When does the Republican primary for U.S. Senate actually start?
The Republican primary for the U.S. Senate seat in the great state of Alabama was supposed to be a heavyweight battle to see who takes on U.S. Senator Doug Jones (D-AL), but it’s looking more like a pillow fight.
Tommy Tuberville is winning, according to his and his opponents’ polling.
ALFA, who recently endorsed Tuberville, had the former Auburn football coach 21 points ahead of his nearest competitor in a poll.
To make things worse, it turns out that the nearest competitor is Judge Roy Moore, setting up a potential Tuberville-Moore runoff in March.
Even with a former football coach dominating the polls, and a disgraced former politician who handed the Senate seat to a Democrat in second, those aren’t the most shocking things about this race.

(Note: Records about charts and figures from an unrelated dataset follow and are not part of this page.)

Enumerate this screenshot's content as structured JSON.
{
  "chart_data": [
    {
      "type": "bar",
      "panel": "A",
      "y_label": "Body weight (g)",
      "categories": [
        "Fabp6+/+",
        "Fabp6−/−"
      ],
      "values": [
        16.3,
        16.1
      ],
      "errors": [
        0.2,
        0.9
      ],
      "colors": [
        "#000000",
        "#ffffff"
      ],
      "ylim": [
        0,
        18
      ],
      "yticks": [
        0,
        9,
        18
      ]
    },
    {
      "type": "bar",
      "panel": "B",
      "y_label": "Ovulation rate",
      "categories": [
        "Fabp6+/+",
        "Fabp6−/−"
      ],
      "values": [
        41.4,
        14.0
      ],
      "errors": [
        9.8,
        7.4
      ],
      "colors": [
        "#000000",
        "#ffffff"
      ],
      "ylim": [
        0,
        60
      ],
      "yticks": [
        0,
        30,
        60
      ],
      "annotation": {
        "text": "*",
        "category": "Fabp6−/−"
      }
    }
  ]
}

The real shocker is that nobody seems to want to do anything to change how the race is going.
Just this past week, Tommy Tuberville told Talk 99.5 in Birmingham that President Trump was putting a noose around farmers’ necks with his tariffs.
The story was picked up nationally by The Hill. But do you know where it received minimal coverage? The state of Alabama.

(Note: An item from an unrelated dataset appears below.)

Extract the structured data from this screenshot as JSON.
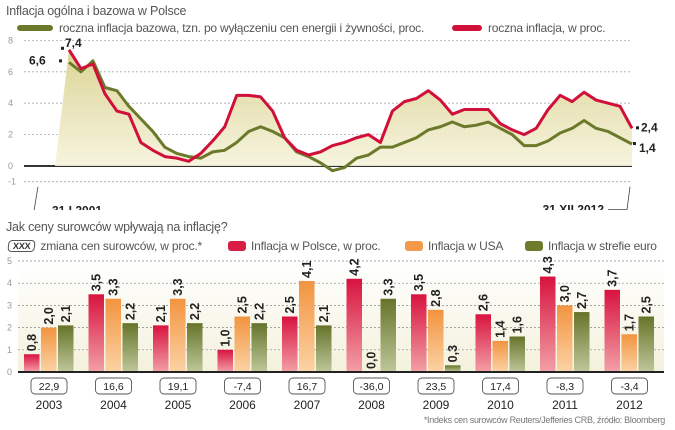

His opponents did not comment and the local media shrugged for five days.
— Dale Jackson (@TheDaleJackson) October 5, 2019
Do any of the campaigns out there even still care?
Tuberville is at 36% of the vote, and that was before receiving ALFA’s endorsement.

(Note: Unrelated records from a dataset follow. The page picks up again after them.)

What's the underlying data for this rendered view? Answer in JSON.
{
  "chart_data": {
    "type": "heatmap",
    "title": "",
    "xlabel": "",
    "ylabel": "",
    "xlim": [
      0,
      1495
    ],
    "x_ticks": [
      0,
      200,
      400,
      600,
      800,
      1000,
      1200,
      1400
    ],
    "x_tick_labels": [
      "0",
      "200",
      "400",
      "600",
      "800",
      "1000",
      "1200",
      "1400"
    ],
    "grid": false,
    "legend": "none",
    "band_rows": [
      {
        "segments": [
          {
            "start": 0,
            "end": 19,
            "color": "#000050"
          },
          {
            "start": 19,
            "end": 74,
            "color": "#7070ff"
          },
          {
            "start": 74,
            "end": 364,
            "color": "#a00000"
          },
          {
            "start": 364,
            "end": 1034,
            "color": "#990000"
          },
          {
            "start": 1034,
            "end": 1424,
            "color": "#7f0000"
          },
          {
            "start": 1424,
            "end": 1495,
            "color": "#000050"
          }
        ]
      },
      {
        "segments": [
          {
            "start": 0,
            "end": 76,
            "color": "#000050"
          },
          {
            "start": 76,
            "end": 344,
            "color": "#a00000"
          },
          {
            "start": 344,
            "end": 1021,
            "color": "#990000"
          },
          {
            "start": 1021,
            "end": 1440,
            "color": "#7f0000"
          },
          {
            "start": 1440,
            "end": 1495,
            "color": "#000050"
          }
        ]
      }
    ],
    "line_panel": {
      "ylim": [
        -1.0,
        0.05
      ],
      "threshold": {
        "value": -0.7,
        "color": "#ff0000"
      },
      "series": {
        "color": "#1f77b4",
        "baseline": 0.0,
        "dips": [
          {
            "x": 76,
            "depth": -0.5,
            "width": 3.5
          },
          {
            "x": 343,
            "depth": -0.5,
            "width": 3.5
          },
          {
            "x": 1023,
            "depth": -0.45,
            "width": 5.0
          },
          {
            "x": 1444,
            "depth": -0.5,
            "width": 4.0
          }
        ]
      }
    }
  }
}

If Congressman Bradley Byrne (R-Fairhope), Alabama Secretary of State John Merrill or former Judge Roy Moore don’t start hitting Tuberville when he fumbles, this race may be over soon.
Tuberville lends himself to criticism. He has no problem saying what he thinks, even when it could hurt him.
If Byrne, Merrill or Moore want to be the next senator from the great state of Alabama, they need to start seriously setting themselves apart from Tuberville.
That means highlighting his stumbles and talking about his deficiencies on policy. A big part of his campaign is that he is “not a politician” and his statements make that clear.
Perception is everything, and right now the perception is that Tuberville is going to win easily and none of the other candidates appear to care.
If there are not some serious moves made soon, this race might already be over.